= William C. Butler =

English footballer (1844–1914)

Captain William Charles Butler (17 January 1844 – 6 December 1914) played football for England against a Scottish XI in two unofficial internationals in 1870 and 1871. He subsequently became a J.P. and Registrar in Cumberland.

==Family==
Butler was the son of Captain Charles George Butler R.N. (1793–1867) and Emily Bayford. His paternal grandfather was Sir Richard Butler, 7th Baronet of Cloughgrenan, descending from James Butler, 9th Earl of Ormond and 2nd Earl of Ossory, through his second son, Sir Edmund Butler of Cloughgrenan (1534–c.1585). This Cloughgrenan line survives to the present day through James Richard Henry Ormonde Brooke (b. 1972), William's great-great-grandson. James Richard is the son of Penelope Eve Butler (b. 1942) and Irish Guards Lt.-Col. Thomas Christopher Peter Brooke (1938–2020), 1st cousin once removed of Bernard Jocelyn Brooke, author and naturalist.

In July 1877, William Charles Butler married Emily Chadwick; they had six children – three daughters and three sons. The sons were:

- Henry Beauchamp Butler (1878–1952) who was educated at Charterhouse School and became a solicitor. He later joined the Colonial Service in Nigeria and took part in the Egba Expedition in 1918.
- Lt.-Col.Charles Walter Butler OBE (1880–1941) who was also educated at Charterhouse. He became a soldier in the Suffolk Regiment, fighting in the Boer War between 1899 and 1900, in the First World War, where he was mentioned in despatches twice, and in the Afghan War in 1919. He gained the rank of Lieutenant-Colonel in the service of the Indian Army and was invested with the O.B.E. in 1920.
- William Bayford Butler (1888–1937) who, like his brothers, was educated at Charterhouse and also fought in the First World War with the 3rd Battalion, Border Regiment. He reached the rank of Captain and was decorated with the Military Cross.

==Football career==
Butler was a member of the Barnes and Civil Service football clubs. In March 1870, he was invited by the Wanderers' captain, C.W. Alcock to take part in a match between "England" and "Scotland". This was the first of five "pseudo-internationals" which took place before the first officially recognized international in November 1872. He was the only member of the England XI who was not a member of the Wanderers club.

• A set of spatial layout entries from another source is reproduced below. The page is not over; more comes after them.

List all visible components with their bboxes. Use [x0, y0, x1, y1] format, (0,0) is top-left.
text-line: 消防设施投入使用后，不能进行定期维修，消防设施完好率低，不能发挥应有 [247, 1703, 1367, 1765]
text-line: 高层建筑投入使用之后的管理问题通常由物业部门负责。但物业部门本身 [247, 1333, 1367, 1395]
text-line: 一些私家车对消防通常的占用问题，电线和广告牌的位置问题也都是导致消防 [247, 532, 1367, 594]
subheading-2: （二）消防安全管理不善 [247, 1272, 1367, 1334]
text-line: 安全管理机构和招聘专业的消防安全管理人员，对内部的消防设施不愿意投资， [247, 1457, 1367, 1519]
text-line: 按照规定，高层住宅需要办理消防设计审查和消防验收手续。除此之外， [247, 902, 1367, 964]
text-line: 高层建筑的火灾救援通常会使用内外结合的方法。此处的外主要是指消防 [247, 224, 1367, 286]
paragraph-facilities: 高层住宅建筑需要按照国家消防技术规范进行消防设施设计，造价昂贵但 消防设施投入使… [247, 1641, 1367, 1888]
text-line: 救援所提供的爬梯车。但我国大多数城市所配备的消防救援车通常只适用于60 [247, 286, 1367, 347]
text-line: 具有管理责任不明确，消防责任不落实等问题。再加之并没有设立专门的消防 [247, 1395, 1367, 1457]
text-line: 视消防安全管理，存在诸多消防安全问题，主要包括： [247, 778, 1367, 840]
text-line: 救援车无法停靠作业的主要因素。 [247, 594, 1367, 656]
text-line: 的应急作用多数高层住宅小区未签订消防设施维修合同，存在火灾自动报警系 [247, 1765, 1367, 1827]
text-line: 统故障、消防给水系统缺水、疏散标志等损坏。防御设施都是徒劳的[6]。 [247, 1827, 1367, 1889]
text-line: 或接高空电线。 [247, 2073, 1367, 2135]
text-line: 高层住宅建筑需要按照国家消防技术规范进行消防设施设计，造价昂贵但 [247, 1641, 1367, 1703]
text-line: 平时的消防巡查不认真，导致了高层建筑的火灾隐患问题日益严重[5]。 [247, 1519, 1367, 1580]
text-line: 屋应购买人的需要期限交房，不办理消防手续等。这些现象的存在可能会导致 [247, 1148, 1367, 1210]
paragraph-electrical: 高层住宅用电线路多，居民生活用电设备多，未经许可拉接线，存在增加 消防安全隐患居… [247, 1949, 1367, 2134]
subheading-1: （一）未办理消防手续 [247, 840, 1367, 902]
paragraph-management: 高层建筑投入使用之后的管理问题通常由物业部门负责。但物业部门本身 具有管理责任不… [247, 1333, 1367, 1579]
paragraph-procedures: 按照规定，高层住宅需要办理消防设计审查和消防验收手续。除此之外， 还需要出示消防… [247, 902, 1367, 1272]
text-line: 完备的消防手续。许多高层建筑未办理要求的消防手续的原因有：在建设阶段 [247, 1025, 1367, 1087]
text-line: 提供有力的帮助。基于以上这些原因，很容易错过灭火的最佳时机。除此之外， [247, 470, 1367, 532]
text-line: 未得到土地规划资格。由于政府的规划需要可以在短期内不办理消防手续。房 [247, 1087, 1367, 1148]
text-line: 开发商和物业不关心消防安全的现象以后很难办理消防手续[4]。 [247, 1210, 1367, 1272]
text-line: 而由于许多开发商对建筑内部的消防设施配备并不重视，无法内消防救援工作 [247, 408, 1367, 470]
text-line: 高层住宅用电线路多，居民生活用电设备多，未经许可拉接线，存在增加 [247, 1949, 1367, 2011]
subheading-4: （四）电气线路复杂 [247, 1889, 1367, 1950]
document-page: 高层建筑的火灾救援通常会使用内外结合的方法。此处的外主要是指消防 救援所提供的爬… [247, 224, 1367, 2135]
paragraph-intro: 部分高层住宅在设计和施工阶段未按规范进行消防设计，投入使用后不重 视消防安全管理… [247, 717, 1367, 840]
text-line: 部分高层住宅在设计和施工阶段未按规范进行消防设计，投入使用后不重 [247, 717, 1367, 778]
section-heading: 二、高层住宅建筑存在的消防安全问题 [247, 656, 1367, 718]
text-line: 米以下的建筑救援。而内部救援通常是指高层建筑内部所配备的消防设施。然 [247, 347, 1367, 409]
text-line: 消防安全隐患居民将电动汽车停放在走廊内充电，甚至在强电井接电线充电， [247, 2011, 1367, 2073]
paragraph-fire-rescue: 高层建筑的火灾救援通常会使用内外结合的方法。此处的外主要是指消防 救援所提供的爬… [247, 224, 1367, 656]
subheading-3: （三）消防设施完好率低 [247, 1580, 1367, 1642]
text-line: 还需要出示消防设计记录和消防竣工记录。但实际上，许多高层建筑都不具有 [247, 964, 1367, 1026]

His second appearance for England came in February 1871; the match report included an early reference to the Combination Game style of football: It seemed as if the [Scottish] defence would prove more than equal to the attack, until a well-executed run-down by C.W. Alcock, W.C. Butler and R.S.F. Walker, acting in concert, enabled the last-named of the trio to equalise the score by the accomplishment of a well-merited goal for England.

==Later career==
Butler was enlisted in the Third Battalion, The Border Regiment where in 1884 he reached the rank of Captain.

He was later a Justice of the peace (J.P.) for Cumberland and held the office of Registrar of the Probate Division of the High Court of Justice.